Les crostini refroidissent. A deux reprises déjà, la serveuse est venue voir s’il était temps d’amener les polpette di manzo. Gérald Morin parle à en perdre le souffle. Stop! Pause! Silence! Mangeons! Il réussit à se taire pendant 7 secondes, avant de redémarrer, flux irrépressible d’anecdotes cocasses et d’histoire du cinéma
Fellini le grand bugiardo (menteur) qui ne «rougissait que lorsqu’il disait la vérité». Fellini qui n’appelle jamais personne par son nom, inventant de doux diminutifs ou estropiant les patronymes par besoin de s’approprier les gens. Fellini qui n’aimait pas la télé, les intellectuels, le tabac, la musique, au contraire de Giulietta Masina, sa compagne, l’inoubliable interprète du petit clown de La Strada
Fellini qui, en guise de scénario pour La Dolce Vita, donne à Marcello Mastroianni un cahier de feuilles blanches et un dessin représentant un homme dans une barque cerné par des sirènes aux gros seins. Fellini qui ne se soucie guère de l’argent: méprisant une proposition de Playboy , 1 million de lires pour dix dessins érotiques, il préfère passer une heure à dessiner ses camarades de classe en réponse à la lettre d’un petit garçon
Fellini, cinéaste sans héritier: «Il n’a pas engendré de réalisateur. Breughel a des suiveurs, Jérôme Bosch non. Les prophètes n’ont pas de fils. Moïse n’a pas de fils. Jean XXIII n’a pas de successeur. Ce sont des êtres uniques, le moule est cassé. Avec Visconti, tu peux apprendre le cinéma. Pas avec Fellini. Avec lui, j’ai appris le casting, j’ai appris à rencontrer les gens, à les écouter.

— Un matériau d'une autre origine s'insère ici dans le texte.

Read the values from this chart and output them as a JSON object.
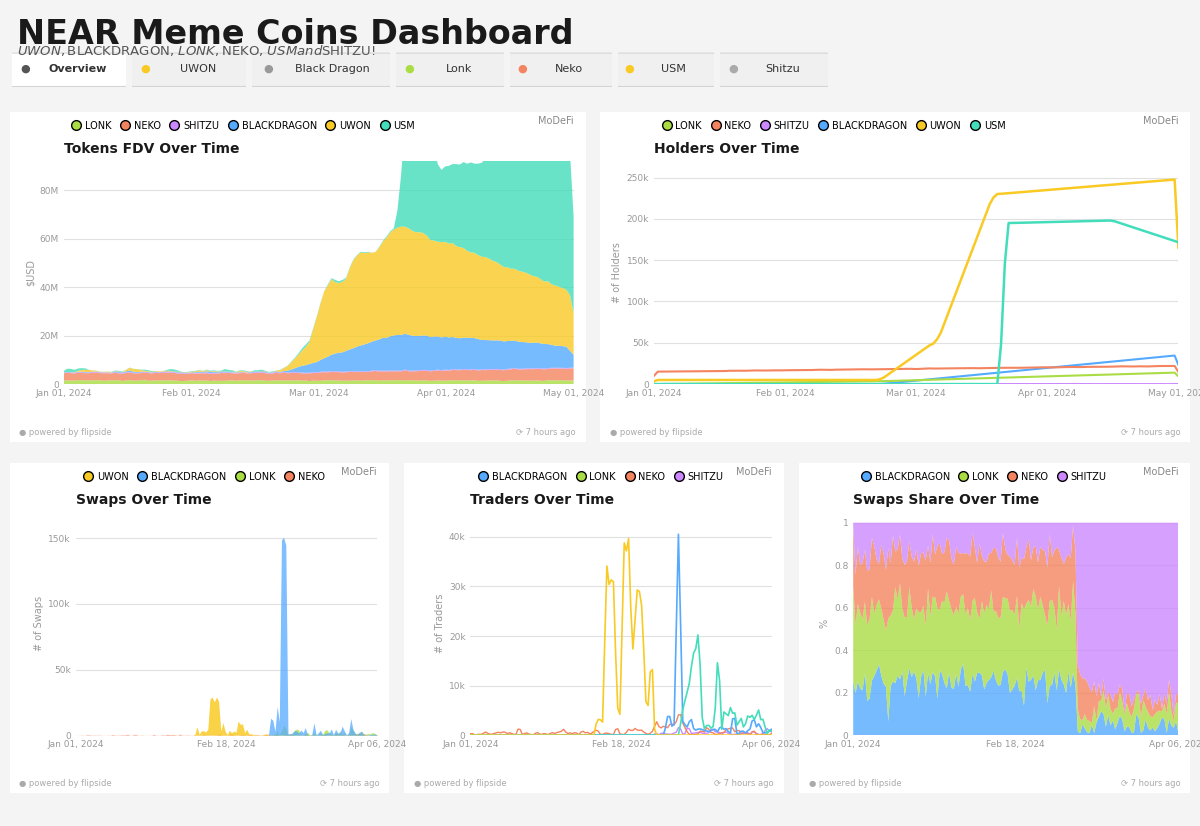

Fellini que Gérald Morin, «ayant grandi», a fini par quitter pour voler de ses propres ailes, comme journaliste et producteur ( Le Nom de la rose , Chronique d’une mort annoncée …). «Les trois plus belles périodes de ma vie, c’est mes neuf années avec les jésuites, mes six années avec Fellini et les trente avec ma femme», conclut-il
Sur le pas de la porte du restaurant, nous devons rentrer admirer une belle photo en noir et blanc. On y voit Anna Magnani riant sur l’épaule d’Alberto Sordi. Cette image pleine de grâce et de nostalgie appelle une dernière anecdote pour la route
Fellini avait fait venir la Magnani sur le plateau de Roma. Pour flatter la star, il imagine un stratagème: Geraldino va passer pour un journaliste des Cahiers du cinéma, venu de Paris. Morin qui, selon les humeurs du Maestro, a déjà joué un critique du Guide Michelin ou passé pour le confesseur attitré du cinéaste, accepte la supercherie. Mais, à malin malin et demi, sachant que le patron a tenu un petit rôle (non crédité) dans L’Amore de Rossellini, auprès d’Anna Magnani, il lui demande ce qu’elle pense des talents de comédien de Fellini. Qui explose: «Gérald, je ne t’ai pas demandé de poser cette question»
«Fellini n’a pas engendré de cinéaste. Les prophètes n’ont pas de fils»….»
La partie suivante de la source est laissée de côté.